Phase-field crystal models

One problem of long-standing interest to our group has to do with extending the time scales of atomic scale simulations. To this end, several years ago, we introduced a continuum “phase-field crystal model” capable of simulating crystalline phases with atomic scale spatial resolution across diffusive time scales [for details, see K. R. Elder et al., PRL 88, 245701 (2002)]. Together with Peter Stefanovic and Nick Provatas, we have extended this method to include elastic relaxation through the propagation of “quasi-phonons” [Stefanovic et al., PRL 95, 225504 (2006)]. More recently, we have studied the formation of strain-induced compositional domains on metallic surfaces [Muralidharan and Haataja, Phys. Rev. Lett. (2010)]. The figures below illustrate the behavior of CoAg film on Ru(0001) surface. Left panel: symmetric composition. Middle panel: Ag-rich composition. Note the coexistence between a nanoscale alloy and a dislocated pure Ag phase. Right panel: Co-rich composition. Note the coexistence between a pseudomorphic alloy phase and Co-rich phase.
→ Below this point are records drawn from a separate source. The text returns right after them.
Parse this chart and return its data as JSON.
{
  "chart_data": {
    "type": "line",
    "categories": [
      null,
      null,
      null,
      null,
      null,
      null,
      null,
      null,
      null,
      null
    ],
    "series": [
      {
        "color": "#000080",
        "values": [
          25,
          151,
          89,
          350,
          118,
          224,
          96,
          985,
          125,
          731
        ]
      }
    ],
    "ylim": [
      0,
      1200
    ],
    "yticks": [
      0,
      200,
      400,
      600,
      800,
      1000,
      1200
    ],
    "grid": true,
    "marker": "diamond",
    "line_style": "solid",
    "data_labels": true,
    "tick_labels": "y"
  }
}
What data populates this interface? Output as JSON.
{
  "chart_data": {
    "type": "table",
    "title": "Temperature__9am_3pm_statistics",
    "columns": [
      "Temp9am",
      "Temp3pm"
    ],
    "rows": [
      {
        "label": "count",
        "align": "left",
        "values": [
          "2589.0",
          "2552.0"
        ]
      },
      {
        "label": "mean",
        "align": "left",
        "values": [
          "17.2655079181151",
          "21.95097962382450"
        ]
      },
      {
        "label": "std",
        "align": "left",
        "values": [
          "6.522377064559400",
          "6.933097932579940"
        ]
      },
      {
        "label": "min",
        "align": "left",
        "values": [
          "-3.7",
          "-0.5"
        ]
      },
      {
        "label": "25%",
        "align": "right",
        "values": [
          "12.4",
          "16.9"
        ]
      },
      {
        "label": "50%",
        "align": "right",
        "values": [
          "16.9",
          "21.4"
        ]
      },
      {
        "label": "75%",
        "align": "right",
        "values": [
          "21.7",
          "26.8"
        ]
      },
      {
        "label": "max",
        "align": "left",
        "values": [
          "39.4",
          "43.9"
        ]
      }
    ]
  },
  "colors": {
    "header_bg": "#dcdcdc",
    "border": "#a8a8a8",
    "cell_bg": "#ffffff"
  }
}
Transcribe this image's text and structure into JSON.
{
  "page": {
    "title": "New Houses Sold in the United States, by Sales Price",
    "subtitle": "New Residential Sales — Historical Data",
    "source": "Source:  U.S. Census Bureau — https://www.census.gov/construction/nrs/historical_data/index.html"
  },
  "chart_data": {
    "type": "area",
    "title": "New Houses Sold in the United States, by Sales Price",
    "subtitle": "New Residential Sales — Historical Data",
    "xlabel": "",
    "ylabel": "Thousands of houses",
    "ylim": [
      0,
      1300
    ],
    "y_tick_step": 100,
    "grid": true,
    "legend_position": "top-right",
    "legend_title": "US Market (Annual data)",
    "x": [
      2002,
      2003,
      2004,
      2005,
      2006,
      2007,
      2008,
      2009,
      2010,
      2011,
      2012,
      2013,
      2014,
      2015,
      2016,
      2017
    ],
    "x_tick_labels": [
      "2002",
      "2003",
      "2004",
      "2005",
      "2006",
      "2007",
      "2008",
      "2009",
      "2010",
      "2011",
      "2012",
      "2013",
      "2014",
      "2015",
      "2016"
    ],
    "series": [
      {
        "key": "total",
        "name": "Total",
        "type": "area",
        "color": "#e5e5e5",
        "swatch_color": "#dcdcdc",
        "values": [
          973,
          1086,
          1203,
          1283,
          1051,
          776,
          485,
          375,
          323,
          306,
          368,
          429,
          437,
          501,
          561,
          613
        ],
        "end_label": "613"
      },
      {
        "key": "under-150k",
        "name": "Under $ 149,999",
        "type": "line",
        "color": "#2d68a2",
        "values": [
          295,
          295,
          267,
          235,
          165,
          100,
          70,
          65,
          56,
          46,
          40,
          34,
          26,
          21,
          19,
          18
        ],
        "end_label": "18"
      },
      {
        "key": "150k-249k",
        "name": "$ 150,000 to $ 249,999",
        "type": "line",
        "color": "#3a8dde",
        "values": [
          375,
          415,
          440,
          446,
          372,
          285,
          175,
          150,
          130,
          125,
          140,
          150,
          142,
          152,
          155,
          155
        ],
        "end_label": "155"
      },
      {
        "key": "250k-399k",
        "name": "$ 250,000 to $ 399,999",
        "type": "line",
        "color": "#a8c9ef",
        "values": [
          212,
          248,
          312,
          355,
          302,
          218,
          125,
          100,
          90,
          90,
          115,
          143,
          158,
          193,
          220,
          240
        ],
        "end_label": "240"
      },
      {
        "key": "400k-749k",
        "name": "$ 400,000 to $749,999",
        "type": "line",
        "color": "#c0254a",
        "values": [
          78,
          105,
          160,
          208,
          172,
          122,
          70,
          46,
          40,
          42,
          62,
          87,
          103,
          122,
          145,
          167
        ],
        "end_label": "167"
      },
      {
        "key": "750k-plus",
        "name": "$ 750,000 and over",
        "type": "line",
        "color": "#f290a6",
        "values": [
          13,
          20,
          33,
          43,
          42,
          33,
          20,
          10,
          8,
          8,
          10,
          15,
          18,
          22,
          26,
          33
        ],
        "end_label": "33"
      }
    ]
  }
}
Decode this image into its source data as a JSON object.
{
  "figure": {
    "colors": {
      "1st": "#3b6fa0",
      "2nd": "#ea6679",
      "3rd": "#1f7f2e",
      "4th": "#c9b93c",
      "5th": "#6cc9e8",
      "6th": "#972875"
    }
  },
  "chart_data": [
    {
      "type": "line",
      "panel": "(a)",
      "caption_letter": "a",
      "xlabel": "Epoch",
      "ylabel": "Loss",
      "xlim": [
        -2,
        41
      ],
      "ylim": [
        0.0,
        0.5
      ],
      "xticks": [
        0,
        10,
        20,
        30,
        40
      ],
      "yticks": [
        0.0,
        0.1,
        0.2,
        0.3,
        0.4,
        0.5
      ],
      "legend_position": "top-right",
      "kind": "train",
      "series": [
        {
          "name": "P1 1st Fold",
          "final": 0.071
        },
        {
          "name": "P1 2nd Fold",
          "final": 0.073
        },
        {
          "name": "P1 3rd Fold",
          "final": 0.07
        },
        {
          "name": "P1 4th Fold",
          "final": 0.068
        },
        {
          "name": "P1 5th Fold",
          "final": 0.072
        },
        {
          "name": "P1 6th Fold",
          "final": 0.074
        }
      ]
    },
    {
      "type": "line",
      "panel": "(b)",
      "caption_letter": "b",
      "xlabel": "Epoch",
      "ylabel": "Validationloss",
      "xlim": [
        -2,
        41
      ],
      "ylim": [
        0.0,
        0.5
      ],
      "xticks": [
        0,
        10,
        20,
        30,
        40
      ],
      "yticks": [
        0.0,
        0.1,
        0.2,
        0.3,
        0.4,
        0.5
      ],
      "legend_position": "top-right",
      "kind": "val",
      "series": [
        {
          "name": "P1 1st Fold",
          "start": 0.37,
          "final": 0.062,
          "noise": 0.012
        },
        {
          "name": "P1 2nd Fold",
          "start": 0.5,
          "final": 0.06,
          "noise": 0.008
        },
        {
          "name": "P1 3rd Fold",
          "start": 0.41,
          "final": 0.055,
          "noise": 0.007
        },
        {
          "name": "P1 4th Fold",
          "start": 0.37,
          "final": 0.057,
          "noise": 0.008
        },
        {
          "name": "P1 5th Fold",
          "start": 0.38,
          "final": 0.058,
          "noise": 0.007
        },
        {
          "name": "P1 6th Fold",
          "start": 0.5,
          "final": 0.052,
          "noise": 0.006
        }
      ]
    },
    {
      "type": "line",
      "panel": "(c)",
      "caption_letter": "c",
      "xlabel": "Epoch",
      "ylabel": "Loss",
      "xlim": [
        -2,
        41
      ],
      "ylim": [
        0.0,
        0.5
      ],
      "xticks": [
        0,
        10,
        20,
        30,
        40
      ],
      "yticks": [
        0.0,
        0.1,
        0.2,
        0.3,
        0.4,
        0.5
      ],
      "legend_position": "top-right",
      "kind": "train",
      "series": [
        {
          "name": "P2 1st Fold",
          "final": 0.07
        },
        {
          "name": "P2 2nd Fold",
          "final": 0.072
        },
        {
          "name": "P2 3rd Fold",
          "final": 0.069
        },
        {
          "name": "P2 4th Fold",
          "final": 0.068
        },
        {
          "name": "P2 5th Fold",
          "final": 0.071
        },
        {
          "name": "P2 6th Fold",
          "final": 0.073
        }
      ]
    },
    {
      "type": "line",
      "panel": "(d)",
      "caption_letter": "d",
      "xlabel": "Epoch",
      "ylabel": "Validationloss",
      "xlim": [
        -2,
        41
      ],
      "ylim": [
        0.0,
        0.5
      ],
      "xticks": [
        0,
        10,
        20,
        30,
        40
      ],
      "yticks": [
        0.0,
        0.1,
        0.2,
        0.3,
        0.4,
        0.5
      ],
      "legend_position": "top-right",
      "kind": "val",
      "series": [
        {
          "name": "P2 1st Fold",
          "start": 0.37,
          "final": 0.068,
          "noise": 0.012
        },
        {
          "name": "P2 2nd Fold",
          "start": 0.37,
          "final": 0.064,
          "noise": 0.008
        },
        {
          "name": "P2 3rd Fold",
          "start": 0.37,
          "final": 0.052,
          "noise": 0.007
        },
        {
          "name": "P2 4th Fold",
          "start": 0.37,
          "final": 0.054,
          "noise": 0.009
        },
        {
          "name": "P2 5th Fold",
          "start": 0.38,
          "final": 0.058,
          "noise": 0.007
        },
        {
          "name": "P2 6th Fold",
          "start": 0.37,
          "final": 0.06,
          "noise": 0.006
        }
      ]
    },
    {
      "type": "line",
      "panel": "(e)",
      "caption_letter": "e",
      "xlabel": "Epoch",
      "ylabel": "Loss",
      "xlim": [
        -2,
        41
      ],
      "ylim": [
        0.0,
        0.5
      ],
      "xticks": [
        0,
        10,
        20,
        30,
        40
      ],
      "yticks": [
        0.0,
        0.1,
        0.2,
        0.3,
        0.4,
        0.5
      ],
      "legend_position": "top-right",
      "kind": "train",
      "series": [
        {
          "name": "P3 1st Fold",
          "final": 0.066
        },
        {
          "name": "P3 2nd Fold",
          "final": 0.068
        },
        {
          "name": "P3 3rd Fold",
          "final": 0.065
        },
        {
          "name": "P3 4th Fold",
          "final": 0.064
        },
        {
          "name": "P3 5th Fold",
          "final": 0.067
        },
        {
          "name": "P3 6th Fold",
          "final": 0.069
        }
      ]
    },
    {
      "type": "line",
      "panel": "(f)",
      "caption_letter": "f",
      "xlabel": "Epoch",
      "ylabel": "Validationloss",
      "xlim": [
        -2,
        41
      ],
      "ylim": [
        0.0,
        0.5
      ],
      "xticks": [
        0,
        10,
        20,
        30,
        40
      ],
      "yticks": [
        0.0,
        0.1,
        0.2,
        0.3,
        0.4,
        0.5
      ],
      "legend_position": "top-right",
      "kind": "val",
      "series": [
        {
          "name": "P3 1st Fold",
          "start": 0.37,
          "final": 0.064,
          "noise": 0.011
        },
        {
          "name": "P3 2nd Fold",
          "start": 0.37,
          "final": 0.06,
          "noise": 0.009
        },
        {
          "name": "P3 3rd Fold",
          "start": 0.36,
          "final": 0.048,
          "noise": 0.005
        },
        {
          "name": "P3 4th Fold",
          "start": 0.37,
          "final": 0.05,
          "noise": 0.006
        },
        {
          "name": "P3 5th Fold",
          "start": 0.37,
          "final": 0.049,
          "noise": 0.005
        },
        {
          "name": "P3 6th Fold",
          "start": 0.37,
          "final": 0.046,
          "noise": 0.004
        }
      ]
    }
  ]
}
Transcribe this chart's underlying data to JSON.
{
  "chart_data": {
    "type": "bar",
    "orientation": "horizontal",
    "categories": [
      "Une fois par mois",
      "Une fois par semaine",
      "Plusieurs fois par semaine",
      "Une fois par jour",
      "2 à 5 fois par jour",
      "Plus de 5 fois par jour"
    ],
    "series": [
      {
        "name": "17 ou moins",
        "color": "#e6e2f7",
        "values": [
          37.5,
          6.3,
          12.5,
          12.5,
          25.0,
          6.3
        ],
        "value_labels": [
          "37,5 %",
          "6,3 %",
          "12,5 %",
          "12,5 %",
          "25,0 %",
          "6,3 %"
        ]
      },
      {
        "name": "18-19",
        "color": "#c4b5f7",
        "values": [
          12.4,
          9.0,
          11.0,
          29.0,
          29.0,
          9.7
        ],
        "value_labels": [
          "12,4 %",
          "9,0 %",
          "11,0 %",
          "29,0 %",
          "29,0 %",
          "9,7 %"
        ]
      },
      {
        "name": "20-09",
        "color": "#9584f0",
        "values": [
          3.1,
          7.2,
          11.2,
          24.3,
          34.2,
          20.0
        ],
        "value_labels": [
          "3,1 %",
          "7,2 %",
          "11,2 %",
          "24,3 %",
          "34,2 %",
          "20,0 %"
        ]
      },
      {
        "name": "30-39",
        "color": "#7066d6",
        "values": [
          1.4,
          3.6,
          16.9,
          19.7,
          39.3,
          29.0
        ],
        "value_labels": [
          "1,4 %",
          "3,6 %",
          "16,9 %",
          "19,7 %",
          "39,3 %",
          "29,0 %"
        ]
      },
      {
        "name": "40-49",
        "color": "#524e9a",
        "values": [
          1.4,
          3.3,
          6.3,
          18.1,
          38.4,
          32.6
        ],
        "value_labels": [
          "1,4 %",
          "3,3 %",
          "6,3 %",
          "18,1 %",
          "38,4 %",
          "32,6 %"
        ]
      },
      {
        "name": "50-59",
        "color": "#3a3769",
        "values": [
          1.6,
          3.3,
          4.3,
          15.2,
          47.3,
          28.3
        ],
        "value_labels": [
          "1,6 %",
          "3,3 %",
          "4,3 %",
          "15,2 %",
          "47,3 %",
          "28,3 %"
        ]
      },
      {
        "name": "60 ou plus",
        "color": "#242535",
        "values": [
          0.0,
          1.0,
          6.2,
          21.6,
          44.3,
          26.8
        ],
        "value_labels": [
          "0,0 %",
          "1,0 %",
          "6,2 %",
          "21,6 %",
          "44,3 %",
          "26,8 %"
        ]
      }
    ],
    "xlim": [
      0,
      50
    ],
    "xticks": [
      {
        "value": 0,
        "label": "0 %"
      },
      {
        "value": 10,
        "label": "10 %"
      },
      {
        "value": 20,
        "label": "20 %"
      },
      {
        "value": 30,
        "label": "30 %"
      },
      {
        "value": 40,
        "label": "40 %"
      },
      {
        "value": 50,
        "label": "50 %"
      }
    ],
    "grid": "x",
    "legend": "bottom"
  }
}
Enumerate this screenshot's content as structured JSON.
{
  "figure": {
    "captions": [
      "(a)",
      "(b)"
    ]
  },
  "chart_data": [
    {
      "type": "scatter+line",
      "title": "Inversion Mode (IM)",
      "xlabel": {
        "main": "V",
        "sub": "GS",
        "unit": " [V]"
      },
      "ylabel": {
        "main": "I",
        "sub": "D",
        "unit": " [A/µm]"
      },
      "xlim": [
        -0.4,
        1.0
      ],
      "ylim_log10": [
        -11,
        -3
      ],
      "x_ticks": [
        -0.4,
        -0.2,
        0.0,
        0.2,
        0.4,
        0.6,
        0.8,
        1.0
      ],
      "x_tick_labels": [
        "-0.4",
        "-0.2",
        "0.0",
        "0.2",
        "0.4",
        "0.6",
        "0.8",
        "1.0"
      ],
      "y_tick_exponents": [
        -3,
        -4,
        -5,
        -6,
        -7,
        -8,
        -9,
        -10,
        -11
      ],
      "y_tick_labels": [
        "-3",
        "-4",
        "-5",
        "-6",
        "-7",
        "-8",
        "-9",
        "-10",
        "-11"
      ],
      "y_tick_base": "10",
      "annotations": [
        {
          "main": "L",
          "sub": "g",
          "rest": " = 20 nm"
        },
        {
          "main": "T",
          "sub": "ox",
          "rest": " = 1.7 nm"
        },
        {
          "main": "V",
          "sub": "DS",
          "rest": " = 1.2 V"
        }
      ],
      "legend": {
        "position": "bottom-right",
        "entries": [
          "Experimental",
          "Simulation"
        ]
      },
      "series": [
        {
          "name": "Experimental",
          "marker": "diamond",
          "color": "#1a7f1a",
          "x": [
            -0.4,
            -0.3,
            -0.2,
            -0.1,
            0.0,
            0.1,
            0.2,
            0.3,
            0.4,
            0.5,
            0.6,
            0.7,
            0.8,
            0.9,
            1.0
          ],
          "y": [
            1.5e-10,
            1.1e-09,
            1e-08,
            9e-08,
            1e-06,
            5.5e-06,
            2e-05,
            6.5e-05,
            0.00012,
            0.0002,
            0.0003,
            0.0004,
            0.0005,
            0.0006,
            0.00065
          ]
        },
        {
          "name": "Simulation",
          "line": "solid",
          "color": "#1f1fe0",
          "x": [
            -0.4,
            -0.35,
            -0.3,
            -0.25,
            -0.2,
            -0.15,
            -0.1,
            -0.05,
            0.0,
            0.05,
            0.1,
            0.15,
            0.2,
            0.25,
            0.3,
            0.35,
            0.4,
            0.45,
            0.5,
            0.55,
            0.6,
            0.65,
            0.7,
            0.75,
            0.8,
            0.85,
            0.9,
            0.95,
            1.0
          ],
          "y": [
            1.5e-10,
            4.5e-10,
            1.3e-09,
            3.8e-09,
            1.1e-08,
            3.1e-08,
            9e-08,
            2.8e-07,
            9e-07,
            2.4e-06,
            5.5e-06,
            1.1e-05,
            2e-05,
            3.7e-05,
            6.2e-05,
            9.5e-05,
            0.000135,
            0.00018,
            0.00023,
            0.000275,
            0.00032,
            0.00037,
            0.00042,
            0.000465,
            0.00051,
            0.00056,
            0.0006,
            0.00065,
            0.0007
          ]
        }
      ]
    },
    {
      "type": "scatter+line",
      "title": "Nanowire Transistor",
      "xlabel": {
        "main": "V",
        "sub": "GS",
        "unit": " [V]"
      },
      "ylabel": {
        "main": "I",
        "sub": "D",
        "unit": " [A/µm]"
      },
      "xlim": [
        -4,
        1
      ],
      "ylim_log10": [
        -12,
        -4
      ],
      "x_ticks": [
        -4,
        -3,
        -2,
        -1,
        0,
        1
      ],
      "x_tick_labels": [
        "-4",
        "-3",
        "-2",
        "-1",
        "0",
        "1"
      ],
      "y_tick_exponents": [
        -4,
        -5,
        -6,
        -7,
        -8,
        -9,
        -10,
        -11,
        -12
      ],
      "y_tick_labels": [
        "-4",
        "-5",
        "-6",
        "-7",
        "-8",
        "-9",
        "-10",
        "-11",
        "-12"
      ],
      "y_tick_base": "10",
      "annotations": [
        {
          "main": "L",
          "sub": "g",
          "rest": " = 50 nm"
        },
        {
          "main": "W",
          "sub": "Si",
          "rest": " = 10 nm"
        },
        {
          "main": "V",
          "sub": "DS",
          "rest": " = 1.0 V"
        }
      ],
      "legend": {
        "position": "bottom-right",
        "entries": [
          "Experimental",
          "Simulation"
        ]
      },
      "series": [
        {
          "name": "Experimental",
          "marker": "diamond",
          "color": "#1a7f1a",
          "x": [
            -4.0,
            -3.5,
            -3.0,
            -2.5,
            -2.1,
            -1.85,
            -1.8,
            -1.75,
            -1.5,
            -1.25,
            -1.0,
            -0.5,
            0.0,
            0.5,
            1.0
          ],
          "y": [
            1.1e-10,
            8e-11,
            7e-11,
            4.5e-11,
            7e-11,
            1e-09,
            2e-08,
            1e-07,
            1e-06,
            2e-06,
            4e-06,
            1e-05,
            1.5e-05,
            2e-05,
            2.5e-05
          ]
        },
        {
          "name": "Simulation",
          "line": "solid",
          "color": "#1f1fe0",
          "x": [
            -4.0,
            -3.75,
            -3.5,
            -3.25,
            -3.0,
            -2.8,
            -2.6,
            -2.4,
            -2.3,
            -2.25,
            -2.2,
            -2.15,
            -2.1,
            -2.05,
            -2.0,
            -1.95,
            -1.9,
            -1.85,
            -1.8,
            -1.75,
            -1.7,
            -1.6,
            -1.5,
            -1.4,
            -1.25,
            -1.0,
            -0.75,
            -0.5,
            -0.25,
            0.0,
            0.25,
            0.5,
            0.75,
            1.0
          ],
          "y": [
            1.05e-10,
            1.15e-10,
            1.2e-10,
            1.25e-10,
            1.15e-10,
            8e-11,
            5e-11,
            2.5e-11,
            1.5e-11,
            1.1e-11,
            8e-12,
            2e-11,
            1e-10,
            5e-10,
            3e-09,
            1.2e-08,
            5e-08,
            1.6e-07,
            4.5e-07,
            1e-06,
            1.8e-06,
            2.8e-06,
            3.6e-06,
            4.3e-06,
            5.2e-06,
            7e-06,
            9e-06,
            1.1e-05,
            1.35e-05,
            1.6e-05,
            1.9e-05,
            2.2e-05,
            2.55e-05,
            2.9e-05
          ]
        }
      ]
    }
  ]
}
Additionally, we have investigated the growth of multilayer thin film systems using the PFC approach. Left panel: so-called herringbone pattern emerges from the deposition of 1 ML of Ag on Ru(0001) substrate. Middle panel: Nucleation of islands on top of misfit dislocations (shown in red circles) within ML1. Here, ML2 atoms (shown in blue) have a misfit relative to both Ag and Ru. [In other words, we have a A/B/C-type multilayer system.] Right panel: A/B/A-type growth. Here, Ru atoms comprising ML2 form elongated islands as directed by the herringbone patterns in ML1.